Irgendwann kommt man auf die scheinbar unsinnigsten Ideen.

Einen glatten Rumpf bei einem fast hundert Jahre alten Schiff, das geht doch nicht... der muss genietet werden. Klar, das kann doch nicht das Problem sein, oder doch?

Außerdem finde ich das scheinbare Chaos der zahllosen ''Knubbel'' faszinierend, was sich natürlich bei näherer Betrachtung als ein geordnetes System herausstellt und letztendlich ringt es mir eine gehörige Portion Respekt gegenüber einem alten traditionellen Schiffbauhandwerk ab.

Also galt es, die Art und Weise der Nietung am Original zu studieren.

Hier am Beispiel des Dampfschlepper Saturn.

Der Rumpf besteht aus fünf Plattengängen pro Seite. Jeder Plattengang ist aus mehreren hintereinanderliegenden Einzelplatten auf Stoß aneinandergesetzt.

Vom Schanzkleid in Richtung Kiel gibt es drei aufgesetzte Plattengänge, sieht so ein bisschen aus, als ob Streifen aufgebracht sind.

Die Platten sind jeweils einfach mit den Spanten vernietet, mindestens eine Doppelreihe verbindet die Plattenstöße und längs, entlang der Plattengangüberlappung, liegt Niet an Niet nebeneinander.

Die Enden der Plattengänge sind so gebogen, dass sie mit einer Doppelreihe fest am Kiel und Steven vernietet sind.
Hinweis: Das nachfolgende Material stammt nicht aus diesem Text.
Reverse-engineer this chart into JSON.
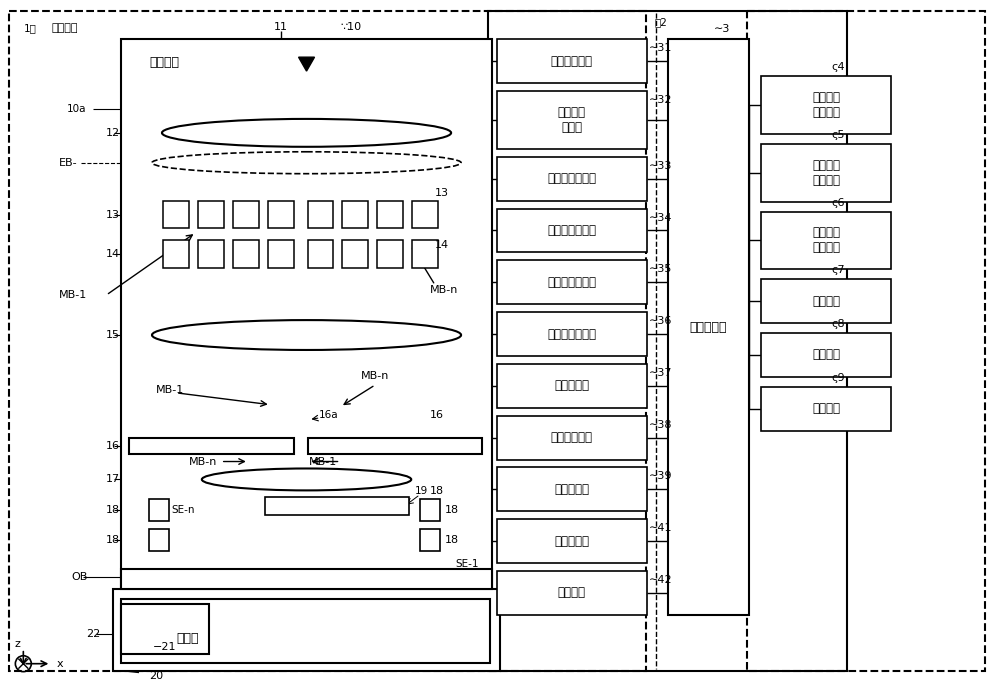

Dabei handelt es sich um Flachniete.

Nun zur Imitation am Modell. Den Rumpf einfach mit Niete zu spicken, erschien mir zu simpel, wenn schon denn schon. Also mussten die Plattengänge nachträglich auf den Rumpf aufgesetzt werden.

Es wurde ein Nietplan gezeichnet, um die Anzahl der Niete zu ermitteln.

Dann stand ich vor dem Problem, wie fertigt man solche Niete oder was kann als Nietimitat genutzt werden. Nach einigem Hin und Her schienen Stecknadeln eine gute Wahl zu sein. Abgeflachte Halbrundköpfe, etwa 1,7 mm Kopfdurchmesser, ja, das könnte gehen.

Aber es so richtig überzeugt mich das Ergebnis erster Testversuche nicht. Die Nadelköpfe waren nicht immer ganz mittig auf dem Nagelschaft, hatten teilweise einen unterschiedlichen Durchmesser und die Unterkante des Kopfes war nicht plan, sprich keine scharfe Aufsatzkante.

Also weitersuchen und im Internet recherchieren. So fand ich die Homepage von GHW Modellbauversand. Hier wurden entsprechend passende Niete angeboten, allerdings für etwa 5 Cent Stückpreis. Ich müsste als gut mit 200 Euro Investitionskosten rechnen, das war nicht haltbar.

Einfach angerufen und nach Mengenrabatt gefragt und siehe da, kein Problem. Letztendlich haben wir uns bei 75 Euro + portofreier Versand geeinigt, also etwas mehr als 1 Cent Stückpreis. Da konnte ich nicht widerstehen.

Nichts zum Messen dabei, also improvisieren. Eine Niete am Rumpf des Originals hat ca. 4 cm Durchmesser.

Man erhält hier einen kleinen Überblick, was einem bevorsteht, will man so etwas am Modell realisieren. Gut zu erkennen, die einzelnen Plattengänge.

Noch einmal der Rumpf des Originals in der Totale, gut ist die gesamte ''Plattenkonstruktion'' zu erkennen.

Das Modell "Schleppdampfer Max" von Elde-Modellbau kommt schon sehr an meine Vorstellungen heran.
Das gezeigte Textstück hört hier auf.